I see no reason why the same challenge should not also apply to the pressures faced by organisms in rivers where, again, we can get a certain amount of useful information from a coarse analysis of distribution in relation to (let’s say) average nutrient concentrations in a reach, but cannot really understand the reasons behind the spatial and temporal variation that we see in our data.  This mismatch between the scale at which organisms respond and the scale at which we study them is, I suspect, an even bigger problem for those of us who study the microscopic world.

A second illustration came at the same meeting in a talk by Honor Prentice from the University of Lund in Sweden.  She was dabbling in molecular biology years before this became a fashionable pastime for ecologists and has, over her career, developed some fascinating insights into how the structure of both plant communities and populations of individuals vary over short distances.  Her work has focussed on the island of Öland in Sweden which has the largest extent of alvar (limestone pavement) in Europe.   The system of grikes (the slabs) and clints (the fissures which separate the grikes) create quite different microclimates – the cool, moist conditions in the latter can create bog-like conditions with much lower pH than the limestone clints.   These differences influence not just the composition of the community but the genetic structure of species within these communities too.  I left thinking that if she could detect such differences at a scale barely more than one order of magnitude greater than the organisms, then how much more variation am I missing, with perhaps a five order of magnitude difference between organism size and sampling scale?

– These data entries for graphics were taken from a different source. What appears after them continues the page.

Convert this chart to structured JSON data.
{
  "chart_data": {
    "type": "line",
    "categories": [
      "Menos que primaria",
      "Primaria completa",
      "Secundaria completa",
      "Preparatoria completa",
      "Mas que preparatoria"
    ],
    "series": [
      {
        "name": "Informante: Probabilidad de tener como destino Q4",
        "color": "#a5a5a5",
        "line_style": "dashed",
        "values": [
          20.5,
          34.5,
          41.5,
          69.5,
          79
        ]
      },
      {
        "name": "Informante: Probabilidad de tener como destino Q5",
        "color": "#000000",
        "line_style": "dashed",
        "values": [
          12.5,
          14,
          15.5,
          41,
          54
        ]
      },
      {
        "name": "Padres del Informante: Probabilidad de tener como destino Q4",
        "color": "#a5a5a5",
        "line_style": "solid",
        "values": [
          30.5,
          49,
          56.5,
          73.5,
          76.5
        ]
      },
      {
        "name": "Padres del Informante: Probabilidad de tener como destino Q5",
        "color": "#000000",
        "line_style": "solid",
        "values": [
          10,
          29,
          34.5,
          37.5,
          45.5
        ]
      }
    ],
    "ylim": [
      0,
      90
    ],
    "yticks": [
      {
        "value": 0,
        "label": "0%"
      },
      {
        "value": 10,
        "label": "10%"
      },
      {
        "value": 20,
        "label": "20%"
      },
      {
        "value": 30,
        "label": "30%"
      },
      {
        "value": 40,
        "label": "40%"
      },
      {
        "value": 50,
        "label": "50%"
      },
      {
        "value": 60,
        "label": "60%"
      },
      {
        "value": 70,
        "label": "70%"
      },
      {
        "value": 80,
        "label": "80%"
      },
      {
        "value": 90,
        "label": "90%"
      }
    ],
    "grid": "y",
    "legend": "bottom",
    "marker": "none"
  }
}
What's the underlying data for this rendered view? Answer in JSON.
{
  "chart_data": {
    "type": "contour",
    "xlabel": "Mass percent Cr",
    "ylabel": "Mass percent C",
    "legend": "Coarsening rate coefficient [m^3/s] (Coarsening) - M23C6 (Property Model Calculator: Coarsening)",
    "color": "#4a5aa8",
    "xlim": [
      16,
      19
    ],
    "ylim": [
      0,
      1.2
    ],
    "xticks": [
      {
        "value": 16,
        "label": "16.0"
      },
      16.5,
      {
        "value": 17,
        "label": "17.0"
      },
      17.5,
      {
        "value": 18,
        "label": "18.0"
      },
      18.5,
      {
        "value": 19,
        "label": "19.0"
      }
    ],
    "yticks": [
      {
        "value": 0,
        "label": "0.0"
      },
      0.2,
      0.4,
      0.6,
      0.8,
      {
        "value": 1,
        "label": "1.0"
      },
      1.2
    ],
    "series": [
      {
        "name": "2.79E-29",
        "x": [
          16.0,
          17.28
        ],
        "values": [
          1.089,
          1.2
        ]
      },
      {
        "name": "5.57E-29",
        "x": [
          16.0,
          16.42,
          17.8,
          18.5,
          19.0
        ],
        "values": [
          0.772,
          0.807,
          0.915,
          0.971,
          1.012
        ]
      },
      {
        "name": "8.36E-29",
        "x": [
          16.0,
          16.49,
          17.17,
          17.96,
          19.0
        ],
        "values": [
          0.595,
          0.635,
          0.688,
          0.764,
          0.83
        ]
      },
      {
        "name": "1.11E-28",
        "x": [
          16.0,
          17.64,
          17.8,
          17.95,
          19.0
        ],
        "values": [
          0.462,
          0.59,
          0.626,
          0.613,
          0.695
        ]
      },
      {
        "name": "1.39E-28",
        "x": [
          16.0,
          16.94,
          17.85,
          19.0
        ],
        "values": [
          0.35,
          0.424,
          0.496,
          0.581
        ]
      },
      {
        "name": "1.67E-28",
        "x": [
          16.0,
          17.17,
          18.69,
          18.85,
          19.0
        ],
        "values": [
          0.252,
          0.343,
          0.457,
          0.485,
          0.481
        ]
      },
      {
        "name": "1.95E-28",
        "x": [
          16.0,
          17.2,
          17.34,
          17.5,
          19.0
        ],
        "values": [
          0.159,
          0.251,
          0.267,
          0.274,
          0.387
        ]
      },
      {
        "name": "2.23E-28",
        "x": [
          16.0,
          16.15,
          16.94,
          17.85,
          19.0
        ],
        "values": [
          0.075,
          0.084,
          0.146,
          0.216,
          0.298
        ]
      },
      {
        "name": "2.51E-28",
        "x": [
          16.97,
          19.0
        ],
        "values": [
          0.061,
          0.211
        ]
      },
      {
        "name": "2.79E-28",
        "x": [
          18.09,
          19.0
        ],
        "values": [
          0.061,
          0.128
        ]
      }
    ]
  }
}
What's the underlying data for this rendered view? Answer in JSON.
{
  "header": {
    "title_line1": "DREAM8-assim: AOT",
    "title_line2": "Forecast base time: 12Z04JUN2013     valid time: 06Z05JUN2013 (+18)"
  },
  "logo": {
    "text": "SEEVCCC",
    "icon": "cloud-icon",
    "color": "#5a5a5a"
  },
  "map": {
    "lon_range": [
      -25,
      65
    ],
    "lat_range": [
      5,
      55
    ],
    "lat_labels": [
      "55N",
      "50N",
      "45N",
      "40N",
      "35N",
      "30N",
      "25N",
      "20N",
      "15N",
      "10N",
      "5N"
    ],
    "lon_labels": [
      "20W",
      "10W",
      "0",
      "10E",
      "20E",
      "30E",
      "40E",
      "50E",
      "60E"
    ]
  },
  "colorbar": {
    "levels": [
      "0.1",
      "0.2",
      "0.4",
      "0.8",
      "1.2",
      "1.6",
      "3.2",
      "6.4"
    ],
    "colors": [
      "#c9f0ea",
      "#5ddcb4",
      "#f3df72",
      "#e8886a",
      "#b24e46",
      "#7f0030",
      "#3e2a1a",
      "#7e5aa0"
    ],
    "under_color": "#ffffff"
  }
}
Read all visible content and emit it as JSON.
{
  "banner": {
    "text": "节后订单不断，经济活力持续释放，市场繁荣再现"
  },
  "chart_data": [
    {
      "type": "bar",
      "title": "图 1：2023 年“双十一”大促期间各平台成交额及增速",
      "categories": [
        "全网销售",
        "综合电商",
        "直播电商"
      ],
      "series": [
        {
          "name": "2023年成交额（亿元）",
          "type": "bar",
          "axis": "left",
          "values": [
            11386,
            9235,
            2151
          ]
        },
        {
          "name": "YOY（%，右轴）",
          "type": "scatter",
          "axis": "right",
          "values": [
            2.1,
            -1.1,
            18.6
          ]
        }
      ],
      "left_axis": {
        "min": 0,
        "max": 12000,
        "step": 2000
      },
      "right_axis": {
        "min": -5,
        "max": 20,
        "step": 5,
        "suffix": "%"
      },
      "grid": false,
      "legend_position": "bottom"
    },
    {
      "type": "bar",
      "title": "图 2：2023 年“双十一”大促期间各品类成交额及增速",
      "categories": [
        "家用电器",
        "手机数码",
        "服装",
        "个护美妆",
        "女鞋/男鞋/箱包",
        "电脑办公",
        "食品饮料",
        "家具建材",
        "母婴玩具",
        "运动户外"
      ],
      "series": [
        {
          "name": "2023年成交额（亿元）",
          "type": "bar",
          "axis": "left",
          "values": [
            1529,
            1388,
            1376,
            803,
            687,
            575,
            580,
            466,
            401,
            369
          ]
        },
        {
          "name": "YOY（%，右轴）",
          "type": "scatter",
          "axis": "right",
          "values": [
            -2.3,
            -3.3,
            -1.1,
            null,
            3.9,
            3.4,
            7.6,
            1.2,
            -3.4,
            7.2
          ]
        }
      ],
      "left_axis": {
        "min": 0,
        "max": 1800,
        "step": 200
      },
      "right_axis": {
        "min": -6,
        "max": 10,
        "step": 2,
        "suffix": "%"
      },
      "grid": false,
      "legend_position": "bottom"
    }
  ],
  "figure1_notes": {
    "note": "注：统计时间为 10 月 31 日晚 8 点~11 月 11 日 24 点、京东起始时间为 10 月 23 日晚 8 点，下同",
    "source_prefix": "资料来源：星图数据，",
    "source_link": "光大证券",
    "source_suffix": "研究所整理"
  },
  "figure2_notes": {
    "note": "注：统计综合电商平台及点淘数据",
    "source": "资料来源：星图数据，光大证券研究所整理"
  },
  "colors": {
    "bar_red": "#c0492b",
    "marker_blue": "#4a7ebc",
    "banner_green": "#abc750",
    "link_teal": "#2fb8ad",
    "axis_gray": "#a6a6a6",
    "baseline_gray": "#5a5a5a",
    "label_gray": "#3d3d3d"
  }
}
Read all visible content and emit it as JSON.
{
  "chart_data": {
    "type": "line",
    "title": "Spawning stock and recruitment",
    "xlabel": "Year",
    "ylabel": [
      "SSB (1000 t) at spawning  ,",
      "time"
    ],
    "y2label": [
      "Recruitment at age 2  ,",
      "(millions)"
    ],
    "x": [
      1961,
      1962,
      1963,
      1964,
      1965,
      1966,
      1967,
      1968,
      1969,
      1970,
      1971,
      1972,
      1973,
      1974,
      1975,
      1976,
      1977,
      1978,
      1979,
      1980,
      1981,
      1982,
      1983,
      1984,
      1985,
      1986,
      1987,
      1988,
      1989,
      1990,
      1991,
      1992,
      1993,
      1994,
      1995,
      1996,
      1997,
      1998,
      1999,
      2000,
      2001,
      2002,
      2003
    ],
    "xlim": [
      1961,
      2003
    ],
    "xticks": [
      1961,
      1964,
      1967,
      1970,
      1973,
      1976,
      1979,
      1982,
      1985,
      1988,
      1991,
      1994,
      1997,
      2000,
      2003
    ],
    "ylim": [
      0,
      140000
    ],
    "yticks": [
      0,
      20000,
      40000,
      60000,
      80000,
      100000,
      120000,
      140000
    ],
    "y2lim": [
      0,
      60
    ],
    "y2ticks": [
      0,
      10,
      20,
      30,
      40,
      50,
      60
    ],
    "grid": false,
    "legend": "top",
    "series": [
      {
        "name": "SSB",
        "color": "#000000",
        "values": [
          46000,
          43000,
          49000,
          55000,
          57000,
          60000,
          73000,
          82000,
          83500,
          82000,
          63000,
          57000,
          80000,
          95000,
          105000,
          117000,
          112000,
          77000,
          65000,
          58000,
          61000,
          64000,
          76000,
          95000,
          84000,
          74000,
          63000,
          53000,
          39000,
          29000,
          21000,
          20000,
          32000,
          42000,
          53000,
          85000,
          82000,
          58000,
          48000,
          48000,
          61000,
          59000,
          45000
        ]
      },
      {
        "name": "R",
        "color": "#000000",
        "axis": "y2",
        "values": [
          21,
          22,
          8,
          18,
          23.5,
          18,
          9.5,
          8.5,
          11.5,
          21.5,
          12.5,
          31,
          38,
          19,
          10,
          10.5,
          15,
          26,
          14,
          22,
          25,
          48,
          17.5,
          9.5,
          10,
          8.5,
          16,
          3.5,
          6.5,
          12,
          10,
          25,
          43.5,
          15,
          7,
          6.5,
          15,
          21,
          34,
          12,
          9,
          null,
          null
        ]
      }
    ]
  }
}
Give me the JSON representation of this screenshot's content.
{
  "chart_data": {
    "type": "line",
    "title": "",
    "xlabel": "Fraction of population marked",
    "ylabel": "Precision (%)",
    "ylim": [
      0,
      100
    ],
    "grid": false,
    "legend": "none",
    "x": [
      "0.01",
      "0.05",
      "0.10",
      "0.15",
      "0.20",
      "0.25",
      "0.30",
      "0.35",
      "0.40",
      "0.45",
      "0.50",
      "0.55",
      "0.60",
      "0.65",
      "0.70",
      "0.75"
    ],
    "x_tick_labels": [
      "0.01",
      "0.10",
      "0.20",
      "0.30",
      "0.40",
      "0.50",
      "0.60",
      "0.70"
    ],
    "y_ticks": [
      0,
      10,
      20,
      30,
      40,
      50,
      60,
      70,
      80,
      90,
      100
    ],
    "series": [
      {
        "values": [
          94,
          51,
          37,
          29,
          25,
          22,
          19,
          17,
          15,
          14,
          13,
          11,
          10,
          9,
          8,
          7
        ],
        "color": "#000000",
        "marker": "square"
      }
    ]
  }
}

Based on these two studies, we would need to sample biofilms at a scale of about 1 mm2 in order to get a meaningful understanding of habitat patchiness in stream benthic algae.  That might just be possible with Next Generation Sequencing technologies, though I am not sure how one would go about collecting environmental data at that scale needed to explain what is going on.  Meanwhile, I am left with the coarse approach to sampling that is inevitable when you are five orders of magnitude bigger than the organism that you want to collect, and my imagination.

References

Potter, K.A., Woods, H.A. & Pincebourde, S. (2013).  Microclimatic changes in global change biology.   Global Change Biology 19: 2932-2939.

Prentice, H.C., Lonn, M., Lefkovitch, L.P. & Runyeon, H. (1995).   Associations between allele frequencies in Festuca ovina and habitat variation in the alvar grasslands on the Baltic island of OlandJournal of Ecology 83: 391-402.